From Pregnancy to Birth then onto the NICU


Monday, May 10, 2010

05-10-10

I hope all of you mothers had a great weekend. I know as the first Mother's Day for me...it was amazing. Richard and I woke early on Sunday morning and got ready for church. But we visited the girls before we went to the church. They were excited to see us...even though they slept and didn't pay any attention to us. Needless to say I visited the girls three times throughout the day and night. My mom and I went back at the 3:00 pm feeding and the girls had been busy. They went shopping with Daddy and got me some flowers. The are also crafty girls. They made me a Mother's Day card and signed it with their feet. Well, Quinn signed with her feet and Brooklyn signed with one foot and one hand. Her other foot was occupied with an IV. They colored the front of the card and it was all glittered up. It was perfect. I think they got a little bit of help from the nurses though.

We also got to hold them last night. The Nurse Practioner has put in an order for the girls to be held daily using the Kangaroo Care technique. So we plan on doing that every night. Brooklyn gained a few ounces...2 lbs. and 3 oz. She is porking up. It is hard to believe that she 2 ounces away from the weight Quinn was when they were born. I can't remember Quinn being that small. But I do see them everyday and I have a hard time seeing the weight changes. We didn't get Quinn's weight because we interrupted the bath process to hold them. I will ask for that tonight.

The Respiratory Therapist talked to us about changing their high flow cannula to a regular cannula. She wanted to try it last night and if they struggle with it she would put them back on high flow. The difference is the regular system is not high flow and it makes them work harder to get their air intake. With the high flow, the air is given to them and pushed in their nose through the cannula.

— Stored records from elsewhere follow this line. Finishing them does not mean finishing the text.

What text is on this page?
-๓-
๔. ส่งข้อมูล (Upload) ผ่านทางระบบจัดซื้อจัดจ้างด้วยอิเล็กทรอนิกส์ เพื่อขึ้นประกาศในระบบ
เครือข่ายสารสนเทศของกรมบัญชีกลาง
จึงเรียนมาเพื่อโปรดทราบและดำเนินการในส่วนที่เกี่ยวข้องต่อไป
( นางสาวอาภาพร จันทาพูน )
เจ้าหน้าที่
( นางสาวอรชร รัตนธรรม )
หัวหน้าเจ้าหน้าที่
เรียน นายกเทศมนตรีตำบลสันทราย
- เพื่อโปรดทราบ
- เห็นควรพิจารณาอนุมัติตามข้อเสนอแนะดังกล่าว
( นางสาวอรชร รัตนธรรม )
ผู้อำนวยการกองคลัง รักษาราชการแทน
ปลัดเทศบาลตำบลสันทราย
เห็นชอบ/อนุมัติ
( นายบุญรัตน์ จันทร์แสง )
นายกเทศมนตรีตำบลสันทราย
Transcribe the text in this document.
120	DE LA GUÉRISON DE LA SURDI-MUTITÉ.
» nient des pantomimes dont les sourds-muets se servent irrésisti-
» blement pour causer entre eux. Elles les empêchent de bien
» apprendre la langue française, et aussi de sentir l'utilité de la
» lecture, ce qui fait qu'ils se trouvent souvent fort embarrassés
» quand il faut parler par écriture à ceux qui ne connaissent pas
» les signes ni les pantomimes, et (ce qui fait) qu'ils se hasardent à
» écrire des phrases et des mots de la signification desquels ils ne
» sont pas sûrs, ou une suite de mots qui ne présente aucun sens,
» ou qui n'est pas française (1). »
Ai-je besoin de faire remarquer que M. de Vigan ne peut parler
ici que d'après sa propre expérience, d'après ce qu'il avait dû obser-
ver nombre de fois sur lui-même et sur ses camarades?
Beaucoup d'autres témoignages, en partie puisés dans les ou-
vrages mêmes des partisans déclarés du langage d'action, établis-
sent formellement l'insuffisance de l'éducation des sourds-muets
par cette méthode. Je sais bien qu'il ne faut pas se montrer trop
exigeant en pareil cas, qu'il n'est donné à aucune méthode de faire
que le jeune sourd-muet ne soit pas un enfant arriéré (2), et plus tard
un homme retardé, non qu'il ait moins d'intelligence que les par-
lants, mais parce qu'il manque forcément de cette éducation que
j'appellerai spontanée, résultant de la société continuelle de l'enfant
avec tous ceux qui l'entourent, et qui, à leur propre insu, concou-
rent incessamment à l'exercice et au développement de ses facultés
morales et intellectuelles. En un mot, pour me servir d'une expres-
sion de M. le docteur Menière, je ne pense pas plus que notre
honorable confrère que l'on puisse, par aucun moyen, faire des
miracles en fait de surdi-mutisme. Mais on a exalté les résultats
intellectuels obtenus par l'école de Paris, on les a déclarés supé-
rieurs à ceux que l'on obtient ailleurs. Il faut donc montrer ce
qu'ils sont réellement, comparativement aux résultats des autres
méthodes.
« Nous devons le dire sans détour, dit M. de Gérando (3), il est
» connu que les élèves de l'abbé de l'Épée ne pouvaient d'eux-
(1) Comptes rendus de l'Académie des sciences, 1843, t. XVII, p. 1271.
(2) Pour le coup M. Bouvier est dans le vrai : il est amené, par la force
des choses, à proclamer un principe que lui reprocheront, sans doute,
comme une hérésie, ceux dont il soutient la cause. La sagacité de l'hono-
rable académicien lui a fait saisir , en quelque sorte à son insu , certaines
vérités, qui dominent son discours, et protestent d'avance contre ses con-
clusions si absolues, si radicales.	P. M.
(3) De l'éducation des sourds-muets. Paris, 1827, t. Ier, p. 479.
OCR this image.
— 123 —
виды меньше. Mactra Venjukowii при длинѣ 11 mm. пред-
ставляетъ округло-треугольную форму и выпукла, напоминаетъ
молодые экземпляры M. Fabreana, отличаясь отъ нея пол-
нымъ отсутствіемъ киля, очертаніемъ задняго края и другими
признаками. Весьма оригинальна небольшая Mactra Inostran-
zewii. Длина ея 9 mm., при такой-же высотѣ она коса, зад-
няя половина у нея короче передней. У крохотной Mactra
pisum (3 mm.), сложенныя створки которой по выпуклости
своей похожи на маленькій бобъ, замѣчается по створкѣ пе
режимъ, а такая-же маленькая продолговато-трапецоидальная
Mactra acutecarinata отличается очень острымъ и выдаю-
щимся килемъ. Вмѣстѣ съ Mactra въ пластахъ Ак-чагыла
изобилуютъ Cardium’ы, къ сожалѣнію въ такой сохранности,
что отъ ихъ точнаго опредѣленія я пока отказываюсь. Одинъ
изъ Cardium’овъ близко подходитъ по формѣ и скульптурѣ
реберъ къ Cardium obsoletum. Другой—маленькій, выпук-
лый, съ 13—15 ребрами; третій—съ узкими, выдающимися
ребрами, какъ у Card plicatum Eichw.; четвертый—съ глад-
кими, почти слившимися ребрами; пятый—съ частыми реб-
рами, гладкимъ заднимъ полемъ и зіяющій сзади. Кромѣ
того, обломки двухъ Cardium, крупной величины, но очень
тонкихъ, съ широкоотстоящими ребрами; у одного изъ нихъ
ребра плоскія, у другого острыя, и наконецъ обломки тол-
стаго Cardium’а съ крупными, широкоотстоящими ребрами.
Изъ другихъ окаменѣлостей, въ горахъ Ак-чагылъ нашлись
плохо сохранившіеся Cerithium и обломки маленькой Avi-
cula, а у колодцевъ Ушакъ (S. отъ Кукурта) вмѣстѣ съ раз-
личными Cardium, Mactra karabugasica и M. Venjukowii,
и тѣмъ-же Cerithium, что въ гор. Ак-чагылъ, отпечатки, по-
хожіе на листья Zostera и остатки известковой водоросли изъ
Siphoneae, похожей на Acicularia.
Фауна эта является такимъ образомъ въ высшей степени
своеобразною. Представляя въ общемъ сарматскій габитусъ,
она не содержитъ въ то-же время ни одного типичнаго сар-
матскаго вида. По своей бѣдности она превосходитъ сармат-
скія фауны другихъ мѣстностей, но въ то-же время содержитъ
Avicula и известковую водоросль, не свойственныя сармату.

I called today and the girls are doing good. No changes other than the regular flow cannula. Nurse Tracy said they flucuate between 21% to 26% oxygen. Room air is 21% oxygen. They have been flucuating today and trying to work with the new flow system. Once the babies are used to the regular flow, they will stay at the 21%. It is a process to train them on breathing without anything at all. They have to work a little harder so they do not get dependent on the air being given to them.

I know they will work hard. They just so happen to be the strongest girls I know. They will be just fine. I have faith in God to keep them working hard to graduate to the next level. They will start trying to feed on bottle and breast soon.

I am a negative thinker. I always find the bad things that could happen and don't even think about the possibility of good happening. It is a terrible trait...I know. Richard is constantly letting me know that I am a negative thinker. On the Friday after they were born, I had an episode of negative thinking. I prayed to God that the tests for Quinn and the brain bleeds be negative. God answered my prayers and I have been faithfully positive ever since. I was even positive when Brooklyn decided she was tired of being in NICU. I can't say that my stress level hasn't peaked from time to time. But they have been doing so good. I feel good when they are doing good.

Last night, Richard and I discussed in great detail the workings of God. We truly believe our faith in Him has created such an ease within us. We have all the support we could possibly imagine. The NICU has amazing people that we trust completely. And not to mention we think Dr. Leigh is the most amazing baby doctor ever! All of these things combined, especially faith, has made this ordeal into an experience. It is a "one day at a time" experience. I am grateful for each day and I look forward to the next one. I have complete faith that God is watching over my girls and continues to hold them with his healing hand. I am not as crazy stressed as I can be and usually am. I enjoy this feeling so much better. Faith is a funny thing.

I feel like their due date is an eternity away, but I know that if eternity is what I have to wait...then so be it. Honestly, looking back on the last few weeks, they seem to of flown by. Saturday they were 33 weeks, gestationally speaking. On Wednesday, they will be a month old or as Richard and I say they will be negative 6 weeks old.

Also, I am working on getting some photos on the blog.